The ALS Society of Canada (ALS Canada) today marks Rare Disease Day 2022 by calling on the Ontario government to champion the urgent need for faster access to approved therapies for people living with Amyotrophic Lateral Sclerosis (ALS) – a devastating terminal disease that gradually paralyzes people because the brain is no longer able to communicate with the muscles of the body that we are typically able to move at will.
“While today represents an important opportunity for all rare disease communities to raise awareness about the need for health policy change, every minute of every day is critical for people living with ALS who are awaiting access to treatment,” said Tammy Moore, CEO of ALS Canada. “When you consider the average life expectancy of ALS is only three years post diagnosis, it is clear the current drug approval and reimbursement processes in Canada do not function in a way that reflects the realities of living with this disease.”
ALS Canada – in consultation with the broader Canadian ALS community – released the Time is Now Position Paper that offers two concrete solutions to getting Health Canada-approved therapies to Canadians living with ALS in a timeframe that more accurately meets the urgent needs this community.
During the week of March 7-11, 2022, Ontario’s ALS community will be meeting with elected officials and other decision makers within the province’s healthcare system as part of ALS Canada’s first-ever Virtual Advocacy Week. The purpose of these meetings is to encourage the Ontario government to build and implement a plan in partnership with the ALS community that would see the province championing the two solutions outlined in the position paper. To date, several meetings have already been scheduled with elected officials across Ontario.
“My sister Carla was diagnosed with ALS in November 2019 at 42 years of age. Carla was a vibrant, energetic first grade teacher who was always on the go and always helping others. By May 2020 she had lost the ability to speak and by July she was confined to a power wheelchair and needed a feeding tube,” said Paula Rodriguez, from Maple, Ontario. “It only took 19 months for this cruel disease to take my sister. The sad reality is that under the current pathways in Canada, it takes double the time my sister was living with ALS, for treatments to be made accessible to people who need them.”

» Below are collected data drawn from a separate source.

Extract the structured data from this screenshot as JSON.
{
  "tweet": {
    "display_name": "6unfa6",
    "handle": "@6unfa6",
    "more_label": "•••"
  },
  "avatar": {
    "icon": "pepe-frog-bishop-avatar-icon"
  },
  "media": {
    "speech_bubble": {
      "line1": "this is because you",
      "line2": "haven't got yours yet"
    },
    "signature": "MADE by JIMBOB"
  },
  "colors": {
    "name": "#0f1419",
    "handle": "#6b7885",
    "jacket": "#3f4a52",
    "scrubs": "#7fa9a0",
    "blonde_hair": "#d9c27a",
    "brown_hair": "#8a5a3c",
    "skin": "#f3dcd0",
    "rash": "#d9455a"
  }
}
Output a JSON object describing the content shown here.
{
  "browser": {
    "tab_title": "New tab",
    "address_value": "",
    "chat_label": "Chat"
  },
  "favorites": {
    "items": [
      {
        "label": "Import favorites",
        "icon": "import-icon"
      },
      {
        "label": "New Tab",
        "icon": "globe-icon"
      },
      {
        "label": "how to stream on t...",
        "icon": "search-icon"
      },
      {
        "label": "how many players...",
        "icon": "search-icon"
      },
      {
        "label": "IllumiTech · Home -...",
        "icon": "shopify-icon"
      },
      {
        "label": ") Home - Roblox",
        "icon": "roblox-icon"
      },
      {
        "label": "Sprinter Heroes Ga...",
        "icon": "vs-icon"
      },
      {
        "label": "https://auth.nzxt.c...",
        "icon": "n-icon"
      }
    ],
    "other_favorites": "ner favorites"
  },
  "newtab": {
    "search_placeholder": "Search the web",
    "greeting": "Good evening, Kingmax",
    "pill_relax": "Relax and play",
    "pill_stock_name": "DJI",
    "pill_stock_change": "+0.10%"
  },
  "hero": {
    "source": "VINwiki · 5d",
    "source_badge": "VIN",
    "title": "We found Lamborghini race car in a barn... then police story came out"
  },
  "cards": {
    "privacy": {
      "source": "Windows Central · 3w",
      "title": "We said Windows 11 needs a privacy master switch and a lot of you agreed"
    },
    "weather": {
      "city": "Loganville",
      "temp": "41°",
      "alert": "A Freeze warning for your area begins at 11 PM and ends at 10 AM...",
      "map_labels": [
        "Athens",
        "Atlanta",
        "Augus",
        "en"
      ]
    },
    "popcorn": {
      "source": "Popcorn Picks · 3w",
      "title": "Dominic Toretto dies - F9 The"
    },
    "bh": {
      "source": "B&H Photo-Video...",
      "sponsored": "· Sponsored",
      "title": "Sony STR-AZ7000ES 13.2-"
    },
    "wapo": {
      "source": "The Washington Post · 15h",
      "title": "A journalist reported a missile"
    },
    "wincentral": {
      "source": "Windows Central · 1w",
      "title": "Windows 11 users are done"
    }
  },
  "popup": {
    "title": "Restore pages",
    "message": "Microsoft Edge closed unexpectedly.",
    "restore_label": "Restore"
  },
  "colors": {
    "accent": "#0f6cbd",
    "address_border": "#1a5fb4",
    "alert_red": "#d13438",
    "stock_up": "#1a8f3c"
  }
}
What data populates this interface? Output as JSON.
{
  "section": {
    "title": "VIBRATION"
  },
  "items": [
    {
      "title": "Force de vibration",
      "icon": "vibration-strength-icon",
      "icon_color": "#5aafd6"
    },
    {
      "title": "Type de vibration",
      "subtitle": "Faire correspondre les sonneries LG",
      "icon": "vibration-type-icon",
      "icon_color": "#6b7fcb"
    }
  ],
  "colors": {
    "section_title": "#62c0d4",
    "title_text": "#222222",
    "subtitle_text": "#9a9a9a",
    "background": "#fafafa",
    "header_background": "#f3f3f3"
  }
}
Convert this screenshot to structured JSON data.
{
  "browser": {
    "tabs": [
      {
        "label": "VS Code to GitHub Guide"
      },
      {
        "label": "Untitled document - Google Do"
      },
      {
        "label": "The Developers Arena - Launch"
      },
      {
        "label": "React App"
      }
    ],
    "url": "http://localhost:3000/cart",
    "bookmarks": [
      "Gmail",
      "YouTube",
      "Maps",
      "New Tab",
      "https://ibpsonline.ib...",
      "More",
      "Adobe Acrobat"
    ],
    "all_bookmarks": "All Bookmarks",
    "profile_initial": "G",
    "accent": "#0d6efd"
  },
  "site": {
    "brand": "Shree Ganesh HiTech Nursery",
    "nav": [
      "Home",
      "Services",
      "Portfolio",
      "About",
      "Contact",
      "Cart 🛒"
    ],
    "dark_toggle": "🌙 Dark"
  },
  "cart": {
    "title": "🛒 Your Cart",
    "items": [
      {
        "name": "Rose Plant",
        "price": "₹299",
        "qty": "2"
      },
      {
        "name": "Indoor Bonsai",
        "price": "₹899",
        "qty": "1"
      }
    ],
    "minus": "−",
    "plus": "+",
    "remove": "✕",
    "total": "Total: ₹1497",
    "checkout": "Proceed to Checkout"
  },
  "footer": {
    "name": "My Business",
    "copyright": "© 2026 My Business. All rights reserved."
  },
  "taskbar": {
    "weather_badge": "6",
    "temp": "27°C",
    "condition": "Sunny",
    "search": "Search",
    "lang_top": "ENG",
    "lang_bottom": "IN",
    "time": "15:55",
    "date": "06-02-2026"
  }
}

A diagnosis of ALS and the impact of living with the disease have a profound and pervasive effect on the lives of not only those who are struck by this devastating disease, but also anyone who loves and cares for them. The realities of the disease are harsh – and they reinforce the need for better government support and access within the healthcare system.
“I think we can all agree that when it comes to expediting access to ALS treatments, the time is now. That is why the ALS community is looking beyond Rare Disease Day towards what we want to see created in Ontario today and in the future,” said Ms. Moore. “We believe that the solutions put forward in our position paper provide a feasible roadmap to get ALS therapies to Canadians – urgently, predictably and equitably.”